By Melinda Koster
In mid May, four of my fellow students and I from the Claremont Colleges embarked on a road trip with a purpose. Disturbed by the nationwide silence surrounding the genocide occurring in the Darfur region of Sudan, we resolved to raise awareness about the situation in the hopes of inspiring other people to action.
Four out of the five of us had previously participated in American Jewish World Service's spring break trip to El Salvador. There, we learned about our responsibility as American Jews to be global citizens. A few of us had already engaged in activism for Darfur. Last fall, I co-founded Challah for Hunger, a Hillel-supported organization that hosts weekly challah fundraisers to raise money for AJWS's fund for Sudan and to heighten people's awareness about the genocide. Meanwhile, another trip participant had helped sell hundreds of "Stop Genocide in Sudan" T-shirts on campus to raise money for the International Rescue Committee's fund for Sudan. It was only natural for us to apply the concepts that we discussed during our spring break trip, such as b'tselem Elokim (the image of God), to the specific subject of this genocide, where 500 innocent people die every day and where women and girls are brutally raped.
Over the course of our 11-day journey up the coast of California and back down through the Central Valley, we managed to collect more than 1,500 signatures for our petition against the violence in Darfur. These signatures confirmed for us that we represent an entire movement of concerned individuals. While collecting signatures, we learned that this issue is not yet on everybody's radar. For many, Sudan is an unknown, largely due to the lack of widespread media coverage. This is particularly distressing, since many people who were previously unaware of the situation expressed interest in participating in this anti-genocide movement once we informed them of the issue. Who knows how many people would be anxious about the fate of the people if Darfur if the media fully exposed the atrocities waged there?
Besides collecting signatures outside public venues, we also had the opportunity to speak at high schools and synagogues and meet with our legislators. One particularly moving moment took place during a speaking engagement arranged as part of a rabbi's monthly lunch series. As with all our presentations, we urged our audience to consider writing personalized letters to legislators, citing the late Sen. Paul Simon's observation that the Rwandan genocide would have been readily stopped had citizens made their voices heard. One man questioned this advice and declared that it seemed fairly absurd that legislators needed to rely on their constituents before taking ethical actions. "Shouldn't it be obvious?" he asked. Unfortunately, I was left to relay the cynical response that "no, unfortunately, our leaders must hear from us, no matter the gravity of the situation."

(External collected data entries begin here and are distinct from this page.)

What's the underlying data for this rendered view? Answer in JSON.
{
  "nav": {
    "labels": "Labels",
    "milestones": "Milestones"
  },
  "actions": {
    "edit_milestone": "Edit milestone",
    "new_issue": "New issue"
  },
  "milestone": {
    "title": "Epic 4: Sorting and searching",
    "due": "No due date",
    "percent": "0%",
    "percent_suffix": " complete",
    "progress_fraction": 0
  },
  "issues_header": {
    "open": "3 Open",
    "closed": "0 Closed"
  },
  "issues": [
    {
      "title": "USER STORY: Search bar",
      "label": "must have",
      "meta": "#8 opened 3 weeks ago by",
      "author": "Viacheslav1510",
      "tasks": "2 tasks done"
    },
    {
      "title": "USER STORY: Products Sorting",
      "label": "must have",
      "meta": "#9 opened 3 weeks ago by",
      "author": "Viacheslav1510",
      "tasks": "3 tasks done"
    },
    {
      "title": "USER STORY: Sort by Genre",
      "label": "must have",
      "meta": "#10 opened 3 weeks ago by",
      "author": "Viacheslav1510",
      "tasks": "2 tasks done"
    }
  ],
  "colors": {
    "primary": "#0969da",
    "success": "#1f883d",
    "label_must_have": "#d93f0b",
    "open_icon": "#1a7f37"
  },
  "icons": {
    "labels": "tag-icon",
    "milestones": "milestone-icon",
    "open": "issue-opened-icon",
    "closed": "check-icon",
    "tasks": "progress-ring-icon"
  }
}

Just a few days later, our group learned the sad reality that this genocide is not a priority for many legislators. While we were warmly received by the field representatives for California Sens. Barbara Boxer and Dianne Feinstein, we encountered lukewarm responses when meeting with our state assembly members and state senators. Some knew nearly nothing about the genocide taking place in Sudan. Others could not comprehend how such an issue pertained to them, though the reality is that California state pension funds are currently invested in Sudan and therefore indirectly support that government's actions. Clearly, this global issue is infiltrating at the state level.
Overall, our trip was successful. We collected numerous signatures to send to President Bush and our California senators, inspired high school students and other Americans to initiate their own campaigns against the genocide in Sudan, and challenged state legislators and state assembly members to reconsider their assessment of Sudan. The trip also highlighted how much more needs to be done. Until more people voice their concern, people in office will be content to prioritize other issues. One state legislator lamented that he could only do so much, given the pile of issues that he must continually address. This attitude will persist so long as we are silent about the situation. I hope that we - as Americans, as Jews and as human beings - can come together to ensure that the death toll of at least 400,000 people is no longer regarded as merely one of a pile of items.
Melinda Koster is a student at Pomona College.